H. I. Lincoln Building
The year was 1860 and the village of Franklin Grove, Illinois was growing and prospering. Thirty years previous, the first settlers had arrived. Within a few years, the village of Chaplin was founded. The main crossroads for Chaplin was the present intersection of State and Lahman Streets (which, incidentally, is part of the Lincoln Highway).
Chaplin had become quite a comfortable little settlement by the time the railroad appeared in the 1850's. With the advent of the rail line, new businesses were established closer to the station. It wasn't long before the existing establishments in Chaplin realized the advantages of conducting business at the new location and migrated to the present site of Franklin Grove.
The little hamlet of Chaplin slowly faded into memory (excepting a hotel) and eventually became residential property.
Henry Issac Lincoln had come to Chaplin and established a dry goods store in 1853. In 1860 he built this structure. It was originally a Dry Goods Store, but later became a Post Office and then the home of the Franklin Reporter. The newspaper ceased publication in the 1950's. With the exception of a dance studio and an arcade which operated for a few years in the early 1970's, the building sat empty.
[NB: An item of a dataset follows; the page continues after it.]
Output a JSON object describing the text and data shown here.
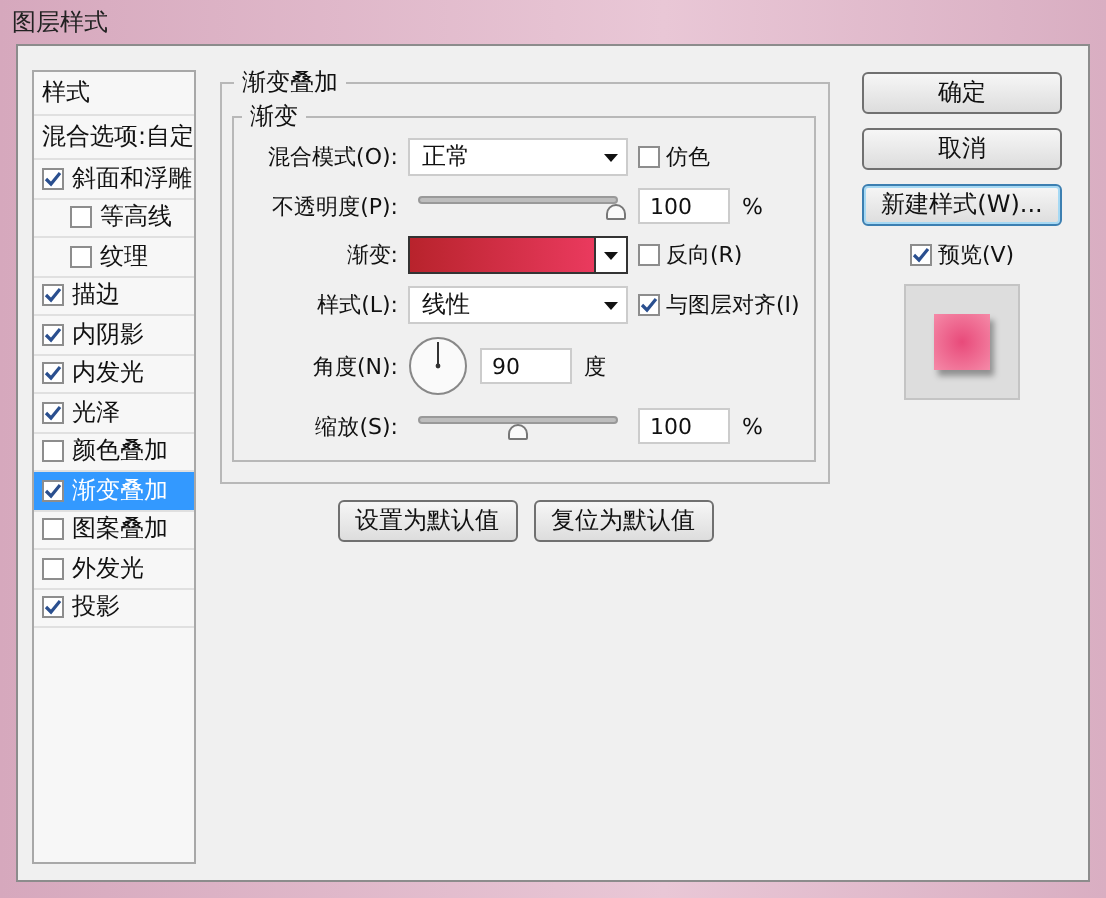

In 1995 a group of ten men (Farming Heritage, Inc.), residing in and around Franklin Grove, were able to obtain this building when restoration commenced, as well as other photos showing the restoration process.
The H. I. Lincoln Building is a restoration, which simply means that everything salvageable from the past is still in place. If you closely observe the wooden pillars, the third step on the stairs, and the interior door leading to Lincoln Hall, you will notice various piecework and patching. The stencil on the first floor walls is a copy of the original, as is the board and batten ceiling. The restorers were frequently guided by old photos and old lines on the walls.
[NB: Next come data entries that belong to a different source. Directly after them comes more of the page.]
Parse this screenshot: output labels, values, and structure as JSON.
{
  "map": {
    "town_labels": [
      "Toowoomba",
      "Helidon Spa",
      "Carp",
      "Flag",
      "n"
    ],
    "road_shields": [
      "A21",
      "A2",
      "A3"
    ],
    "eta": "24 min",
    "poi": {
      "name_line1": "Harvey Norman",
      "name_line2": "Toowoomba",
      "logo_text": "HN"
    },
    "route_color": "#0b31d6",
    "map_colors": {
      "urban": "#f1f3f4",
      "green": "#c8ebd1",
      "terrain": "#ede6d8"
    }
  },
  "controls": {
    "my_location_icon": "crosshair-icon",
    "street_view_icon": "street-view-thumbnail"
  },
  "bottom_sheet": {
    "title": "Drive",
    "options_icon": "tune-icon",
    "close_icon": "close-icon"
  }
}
Lincoln Hall, as the top floor of the building was named, came to be the focal point for social events in the community. Weekly dances were held there, the Methodist Church held services in the hall, and basketball games were played there. Plans are to resume some of these events once the restoration of the hall is completed.
The rebirth of the Lincoln Building is a result of volunteer labor, with the exception of the late restorationist, Ron Nelson, who was hired by FHI for his expertise. His advice proved to be invaluable, but he also developed a great love for this project and formed a strong bond of friendship with those who labored side by side with him on this restoration. He is sorely missed.
The H. I. Lincoln building opened it's doors as the National Headquarters for the Lincoln Highway Association in March of 1999. The highway route was proclaimed in 1913 and it became the First Coast to Coast Highway in the U.S. (from Times Square in NY to San Francisco, CA). If you step out the front door of the Lincoln Building and onto the street, you will find yourself standing on the Lincoln Highway.
The H.I. Lincoln Building project is made possible through private donations.